In its broadest sense, innovation, or the development of new business ideas, is at the core of many successful businesses.
Innovation may not involve inventing a brilliant brand new product; it can just be the commercial exploitation of a piece of knowledge.
It could be, for instance, a matter of changing the way a business operates so that it is more cost-effective; or of improving a service; or of introducing new techniques; or of adding extra value to products that already exist.
Nor does innovation have to be revolutionary, a huge breakthrough in technology or design or invention; it can be evolutionary, a number of small step changes that allow a business to adapt to developing marketplace or economic conditions.
Business creativity
Whatever its form, innovation invariably means creative thinking. That thinking does not necessarily have to come from the top; properly motivated staff, those who are intimately involved with the operation of a firm, can be bubbling with good ideas.
Customers and suppliers can be just as fertile a source of inventive change.
The talents of a good business director or owner may lie in identifying the value and the practical application of those ideas.
What is certain is that the ability to innovate, even in small ways, offers a business many advantages. It can boost productivity, cut overheads, help forge new business alliances, attract skilled staff and, most importantly, drive up profits.

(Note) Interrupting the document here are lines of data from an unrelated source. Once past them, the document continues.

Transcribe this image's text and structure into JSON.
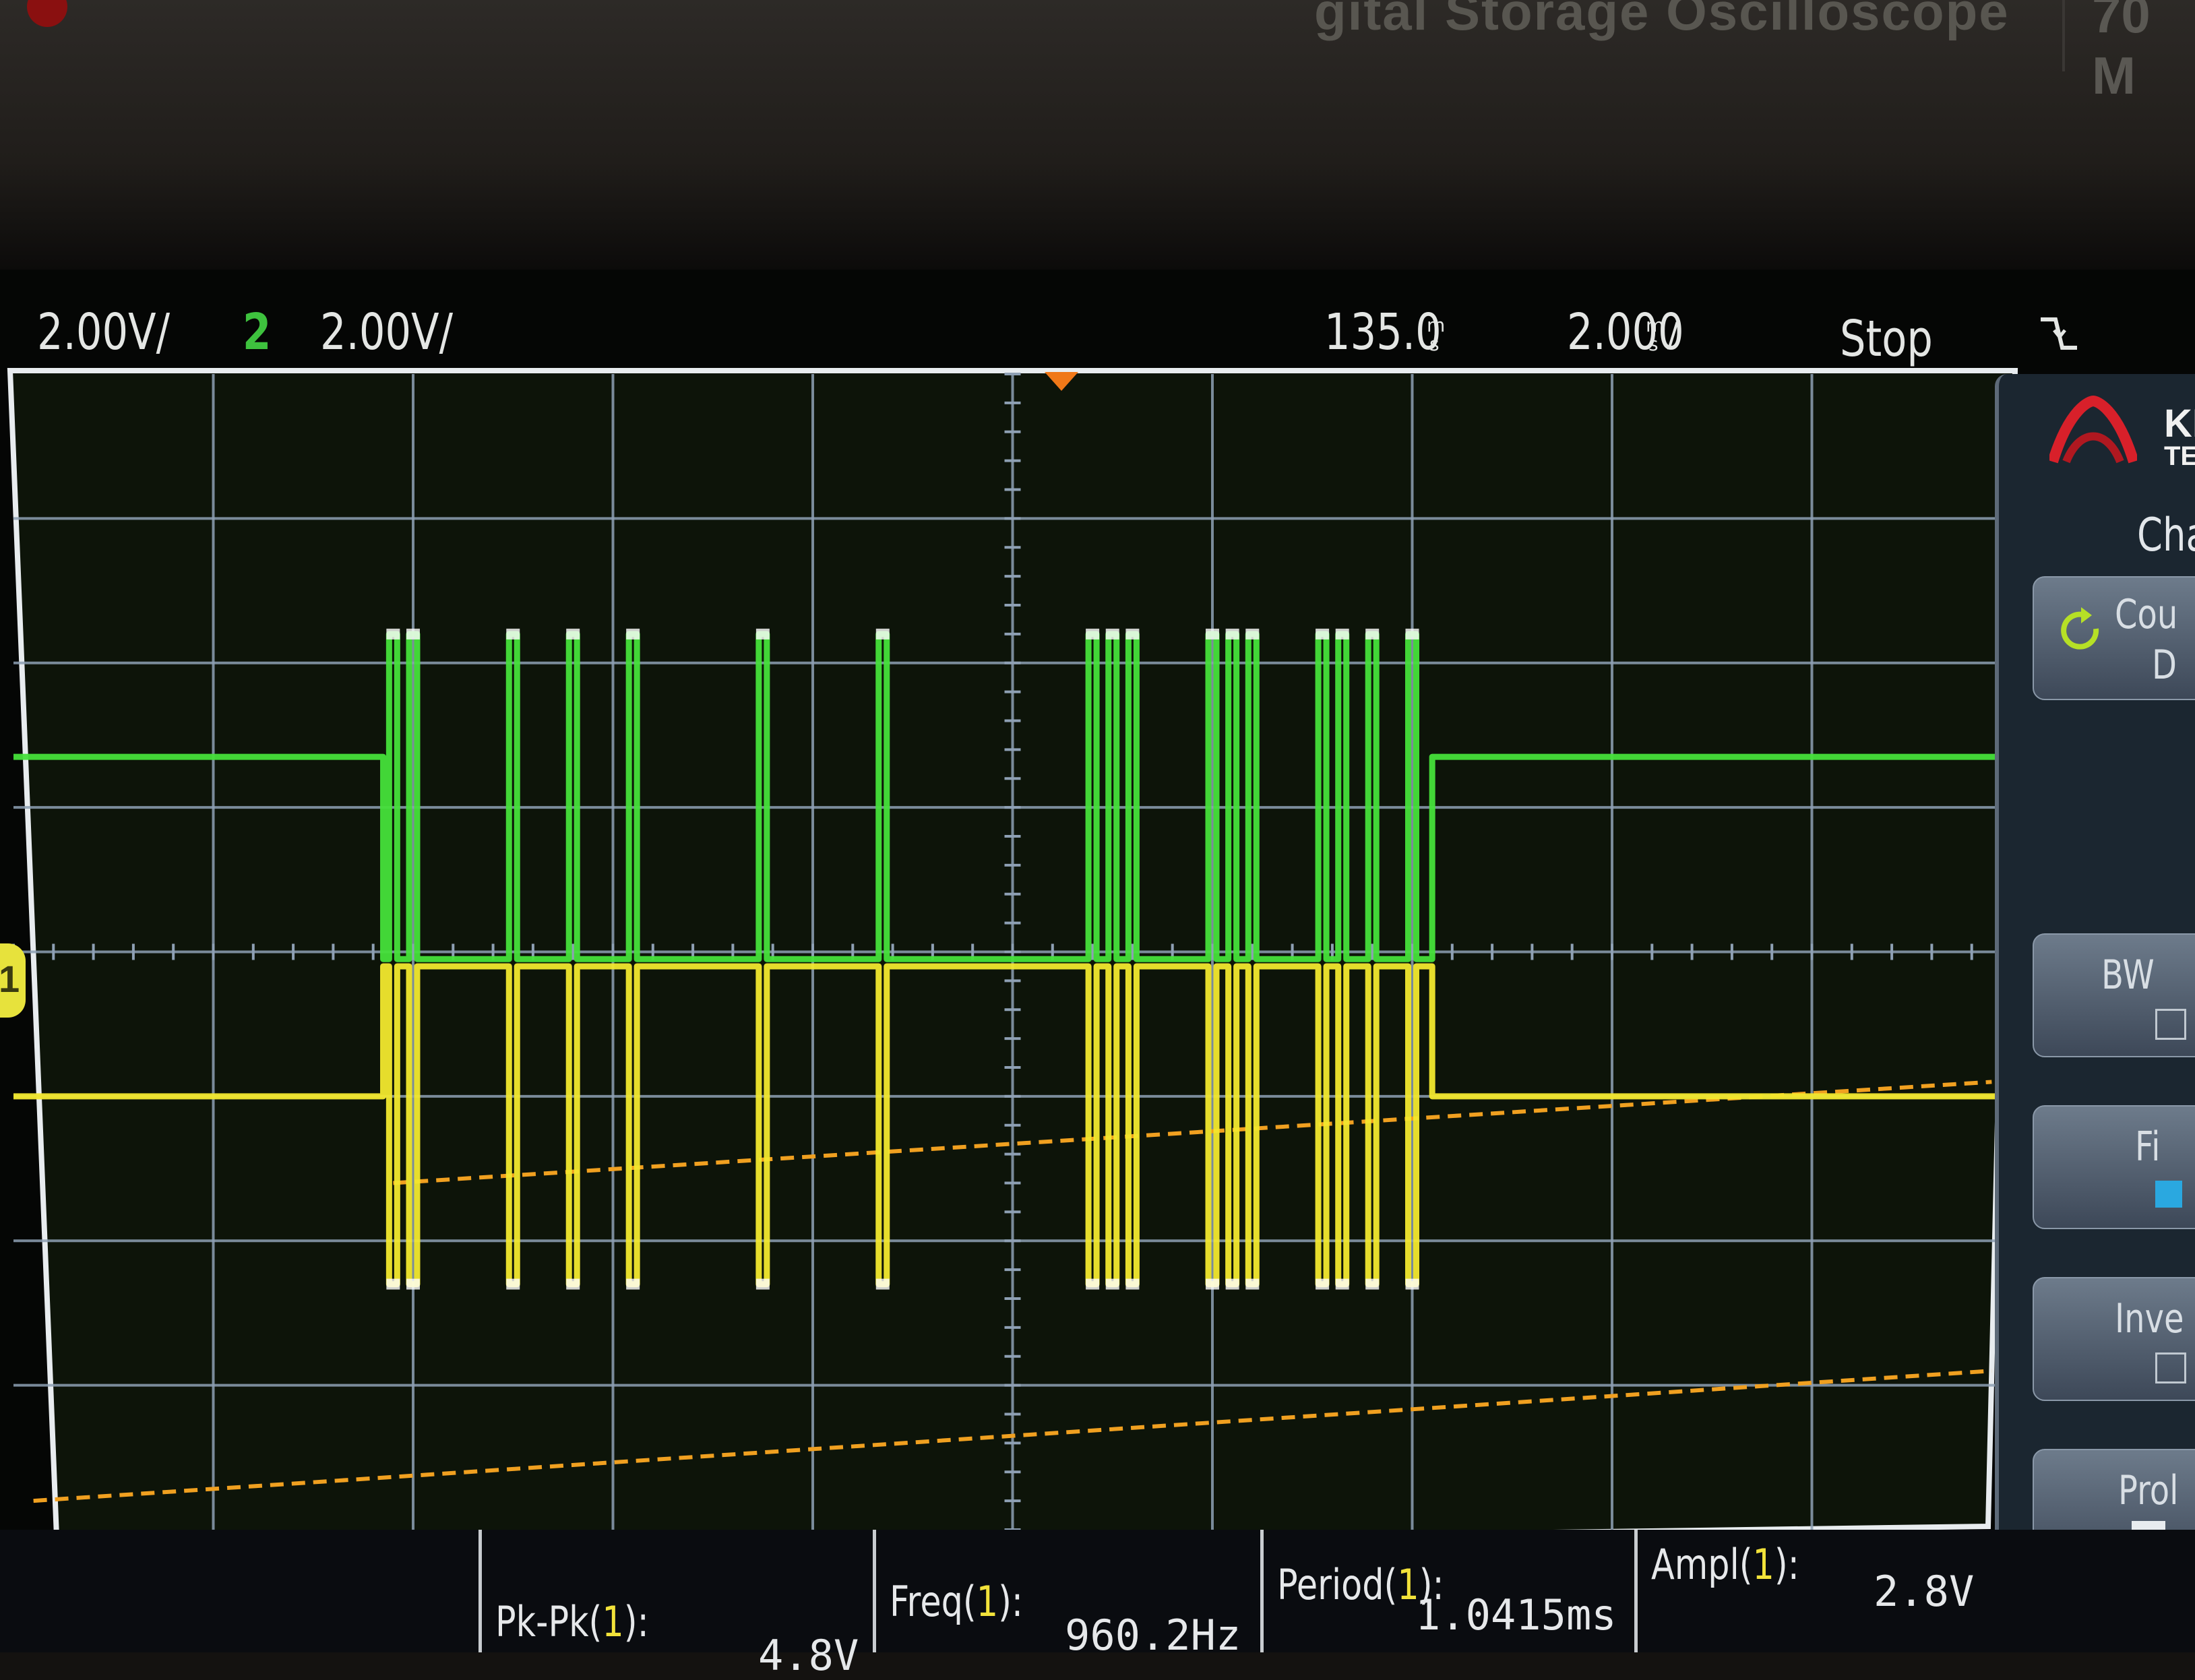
{
  "bezel": {
    "title": "gital Storage Oscilloscope",
    "bandwidth_fragment": "70 M"
  },
  "status_bar": {
    "ch1_scale": "2.00V/",
    "ch2_number": "2",
    "ch2_scale": "2.00V/",
    "horizontal_position": "135.0",
    "horizontal_position_unit_icon": "ms-unit-glyph",
    "timebase": "2.000",
    "timebase_unit_icon": "ms-per-div-glyph",
    "run_state": "Stop",
    "trigger_icon": "falling-edge-trigger-icon"
  },
  "colors": {
    "ch1": "#f2e82e",
    "ch2": "#46e03a",
    "threshold": "#f0a020",
    "grid": "#8ea0b4",
    "trigger_marker": "#f07818"
  },
  "side_menu": {
    "logo_text": "KE",
    "logo_sub": "TE",
    "title": "Cha",
    "items": [
      {
        "label": "Cou",
        "sub": "D",
        "icon": "rotate-knob-icon"
      },
      {
        "label": "BW",
        "sub": ""
      },
      {
        "label": "Fi",
        "sub": ""
      },
      {
        "label": "Inve",
        "sub": ""
      },
      {
        "label": "Prol",
        "sub": "",
        "icon": "arrow-down-icon"
      }
    ]
  },
  "measurements": [
    {
      "name": "Pk-Pk",
      "channel": "1",
      "value": "4.8V"
    },
    {
      "name": "Freq",
      "channel": "1",
      "value": "960.2Hz"
    },
    {
      "name": "Period",
      "channel": "1",
      "value": "1.0415ms"
    },
    {
      "name": "Ampl",
      "channel": "1",
      "value": "2.8V"
    }
  ],
  "channel_marker": {
    "label": "1"
  },
  "chart_data": {
    "type": "line",
    "series": [
      {
        "name": "2",
        "idle_level": "high",
        "pulses_ms": [
          [
            -6.2,
            -6.0
          ],
          [
            -5.0,
            -4.4
          ],
          [
            -3.8
          ],
          [
            -2.5
          ],
          [
            -1.3
          ],
          [
            0.8,
            1.0,
            1.2
          ],
          [
            2.0,
            2.2,
            2.4
          ],
          [
            3.1,
            3.3,
            3.6,
            4.0
          ]
        ],
        "burst_start_ms": -6.3,
        "burst_end_ms": 4.2
      },
      {
        "name": "1",
        "idle_level": "low",
        "pulses_ms": [
          [
            -6.2,
            -6.0
          ],
          [
            -5.0,
            -4.4
          ],
          [
            -3.8
          ],
          [
            -2.5
          ],
          [
            -1.3
          ],
          [
            0.8,
            1.0,
            1.2
          ],
          [
            2.0,
            2.2,
            2.4
          ],
          [
            3.1,
            3.3,
            3.6,
            4.0
          ]
        ],
        "burst_start_ms": -6.3,
        "burst_end_ms": 4.2
      }
    ],
    "xlim_div": [
      -5,
      5
    ],
    "ylim_div": [
      -4,
      4
    ],
    "grid": true
  }
}
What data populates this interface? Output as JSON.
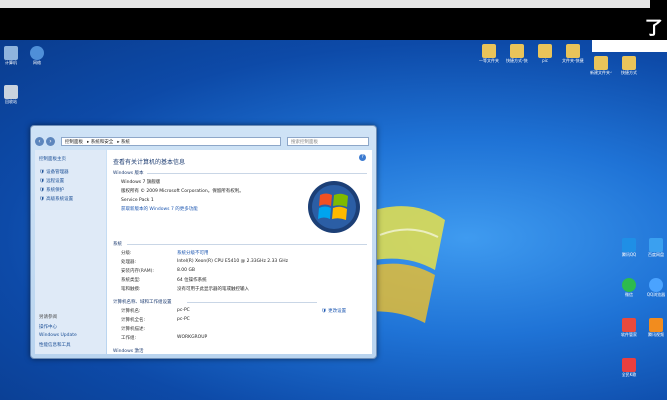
{
  "top_glyph": "了",
  "desktop_icons_left": [
    {
      "label": "计算机"
    },
    {
      "label": "网络"
    },
    {
      "label": "回收站"
    }
  ],
  "desktop_icons_top": [
    {
      "label": "一等文件夹"
    },
    {
      "label": "快捷方式-快捷方式"
    },
    {
      "label": "pic"
    },
    {
      "label": "文件夹-快捷方式"
    },
    {
      "label": "新建文件夹-快捷方式"
    },
    {
      "label": "快捷方式"
    }
  ],
  "desktop_icons_right": [
    {
      "label": "腾讯QQ",
      "color": "#1f8fe6"
    },
    {
      "label": "百度网盘",
      "color": "#3aa0f0"
    },
    {
      "label": "微信",
      "color": "#2dbb4e"
    },
    {
      "label": "QQ浏览器",
      "color": "#4aa3ff"
    },
    {
      "label": "软件管家",
      "color": "#e94a3c"
    },
    {
      "label": "腾讯视频",
      "color": "#f28c1e"
    },
    {
      "label": "全民K歌",
      "color": "#ea3f3f"
    }
  ],
  "window": {
    "breadcrumb": [
      "控制面板",
      "系统和安全",
      "系统"
    ],
    "search_placeholder": "搜索控制面板",
    "sidebar": {
      "home": "控制面板主页",
      "items": [
        "设备管理器",
        "远程设置",
        "系统保护",
        "高级系统设置"
      ],
      "see_also": "另请参阅",
      "bottom": [
        "操作中心",
        "Windows Update",
        "性能信息和工具"
      ]
    },
    "content": {
      "title": "查看有关计算机的基本信息",
      "edition_header": "Windows 版本",
      "edition": "Windows 7 旗舰版",
      "copyright": "版权所有 © 2009 Microsoft Corporation。保留所有权利。",
      "service_pack": "Service Pack 1",
      "more_features": "获取新版本的 Windows 7 的更多功能",
      "system_header": "系统",
      "rows": [
        {
          "label": "分级:",
          "value": "系统分级不可用",
          "link": true
        },
        {
          "label": "处理器:",
          "value": "Intel(R) Xeon(R) CPU    E5410  @ 2.33GHz   2.33 GHz",
          "link": false
        },
        {
          "label": "安装内存(RAM):",
          "value": "8.00 GB",
          "link": false
        },
        {
          "label": "系统类型:",
          "value": "64 位操作系统",
          "link": false
        },
        {
          "label": "笔和触摸:",
          "value": "没有可用于此显示器的笔或触控输入",
          "link": false
        }
      ],
      "name_header": "计算机名称、域和工作组设置",
      "change_settings": "更改设置",
      "name_rows": [
        {
          "label": "计算机名:",
          "value": "pc-PC"
        },
        {
          "label": "计算机全名:",
          "value": "pc-PC"
        },
        {
          "label": "计算机描述:",
          "value": ""
        },
        {
          "label": "工作组:",
          "value": "WORKGROUP"
        }
      ],
      "activation_header": "Windows 激活"
    }
  }
}
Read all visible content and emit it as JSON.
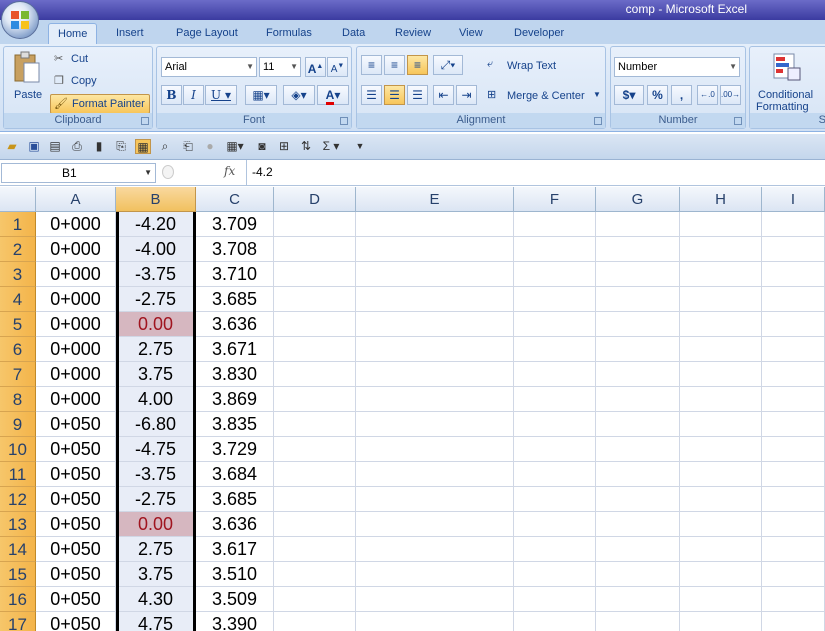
{
  "window": {
    "title": "comp - Microsoft Excel"
  },
  "tabs": [
    {
      "label": "Home",
      "active": true
    },
    {
      "label": "Insert"
    },
    {
      "label": "Page Layout"
    },
    {
      "label": "Formulas"
    },
    {
      "label": "Data"
    },
    {
      "label": "Review"
    },
    {
      "label": "View"
    },
    {
      "label": "Developer"
    }
  ],
  "clipboard": {
    "paste": "Paste",
    "cut": "Cut",
    "copy": "Copy",
    "format_painter": "Format Painter",
    "label": "Clipboard"
  },
  "font": {
    "name": "Arial",
    "size": "11",
    "label": "Font"
  },
  "alignment": {
    "wrap": "Wrap Text",
    "merge": "Merge & Center",
    "label": "Alignment"
  },
  "number": {
    "format": "Number",
    "label": "Number",
    "dollar": "$",
    "percent": "%",
    "comma": ","
  },
  "styles": {
    "conditional_line1": "Conditional",
    "conditional_line2": "Formatting",
    "partial_label": "S"
  },
  "formula_bar": {
    "name_box": "B1",
    "fx": "fx",
    "value": "-4.2"
  },
  "columns": [
    "A",
    "B",
    "C",
    "D",
    "E",
    "F",
    "G",
    "H",
    "I"
  ],
  "rows": [
    {
      "n": "1",
      "a": "0+000",
      "b": "-4.20",
      "c": "3.709"
    },
    {
      "n": "2",
      "a": "0+000",
      "b": "-4.00",
      "c": "3.708"
    },
    {
      "n": "3",
      "a": "0+000",
      "b": "-3.75",
      "c": "3.710"
    },
    {
      "n": "4",
      "a": "0+000",
      "b": "-2.75",
      "c": "3.685"
    },
    {
      "n": "5",
      "a": "0+000",
      "b": "0.00",
      "c": "3.636",
      "highlight": true
    },
    {
      "n": "6",
      "a": "0+000",
      "b": "2.75",
      "c": "3.671"
    },
    {
      "n": "7",
      "a": "0+000",
      "b": "3.75",
      "c": "3.830"
    },
    {
      "n": "8",
      "a": "0+000",
      "b": "4.00",
      "c": "3.869"
    },
    {
      "n": "9",
      "a": "0+050",
      "b": "-6.80",
      "c": "3.835"
    },
    {
      "n": "10",
      "a": "0+050",
      "b": "-4.75",
      "c": "3.729"
    },
    {
      "n": "11",
      "a": "0+050",
      "b": "-3.75",
      "c": "3.684"
    },
    {
      "n": "12",
      "a": "0+050",
      "b": "-2.75",
      "c": "3.685"
    },
    {
      "n": "13",
      "a": "0+050",
      "b": "0.00",
      "c": "3.636",
      "highlight": true
    },
    {
      "n": "14",
      "a": "0+050",
      "b": "2.75",
      "c": "3.617"
    },
    {
      "n": "15",
      "a": "0+050",
      "b": "3.75",
      "c": "3.510"
    },
    {
      "n": "16",
      "a": "0+050",
      "b": "4.30",
      "c": "3.509"
    },
    {
      "n": "17",
      "a": "0+050",
      "b": "4.75",
      "c": "3.390"
    }
  ],
  "colors": {
    "highlight_fill": "#d6b7c0",
    "highlight_text": "#a0141f",
    "selected_column": "#e8edf7"
  }
}
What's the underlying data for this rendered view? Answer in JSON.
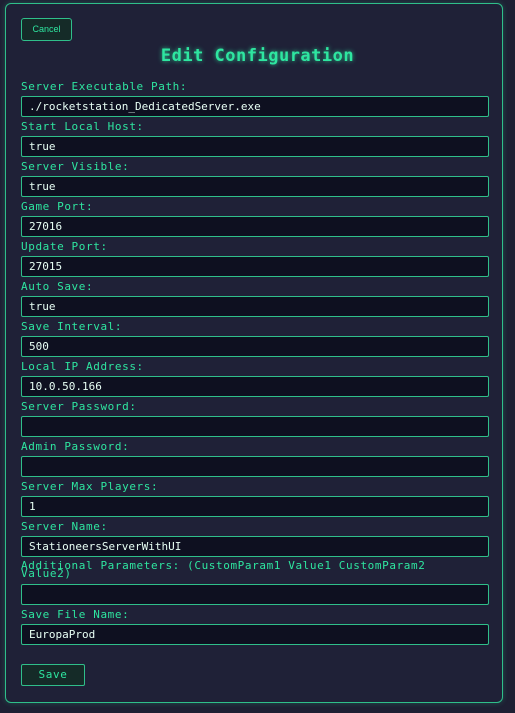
{
  "header": {
    "cancel_label": "Cancel",
    "title": "Edit Configuration"
  },
  "fields": {
    "exe_path": {
      "label": "Server Executable Path:",
      "value": "./rocketstation_DedicatedServer.exe"
    },
    "start_local_host": {
      "label": "Start Local Host:",
      "value": "true"
    },
    "server_visible": {
      "label": "Server Visible:",
      "value": "true"
    },
    "game_port": {
      "label": "Game Port:",
      "value": "27016"
    },
    "update_port": {
      "label": "Update Port:",
      "value": "27015"
    },
    "auto_save": {
      "label": "Auto Save:",
      "value": "true"
    },
    "save_interval": {
      "label": "Save Interval:",
      "value": "500"
    },
    "local_ip": {
      "label": "Local IP Address:",
      "value": "10.0.50.166"
    },
    "server_password": {
      "label": "Server Password:",
      "value": ""
    },
    "admin_password": {
      "label": "Admin Password:",
      "value": ""
    },
    "max_players": {
      "label": "Server Max Players:",
      "value": "1"
    },
    "server_name": {
      "label": "Server Name:",
      "value": "StationeersServerWithUI"
    },
    "additional_params": {
      "label": "Additional Parameters: (CustomParam1 Value1 CustomParam2 Value2)",
      "value": ""
    },
    "save_file_name": {
      "label": "Save File Name:",
      "value": "EuropaProd"
    }
  },
  "footer": {
    "save_label": "Save"
  },
  "colors": {
    "accent": "#2ee6a0",
    "background": "#1e1f33",
    "input_background": "#0e1020"
  }
}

Innovation, customers, rivals and staff
New or improved ideas are not abstracts. They are born of concrete needs. The need, for instance, to provide customers with a better product or service or to set a business apart from its competitors.
So it is important constantly to assess how your market is developing, what your customers may be looking for and how your rivals are performing.
This may mean adapting a product so that it fits in with anticipated shifts in customer expectations. It could be as something simple as a better telephone ordering service. Or a redesign of a product. Or selling on quality rather than price.
Ask your most loyal customers how they might think your service could be better suited to their needs. Tap into the thinking of your suppliers or those other businesses with whom you have close, complementary relationships.
Encourage staff to come forward with ideas (this could mean anything from setting up suggestion boxes and intranet forums to organising brainstorming sessions). Help to create an open workplace environment in which people don’t feel they run the risk of censure or criticism for putting forward their thoughts or in which experimentation is stifled. Get staff to share their knowledge and to feel a part of the larger picture and the firm’s future. The less hierarchical a business, the more likely it is that good ideas will surface and innovation succeed. Offer incentives for creative, practical thinking.
Most importantly of all, make innovation a part of the fabric of your business. If you alight on an idea, work it through in terms of the way its implementation will affect your business: look at the effects on operations and practices, on training, on investment, on the finances needed to implement it, on attracting new customers, on the ways the idea can take the business forward. Review its development at every stage.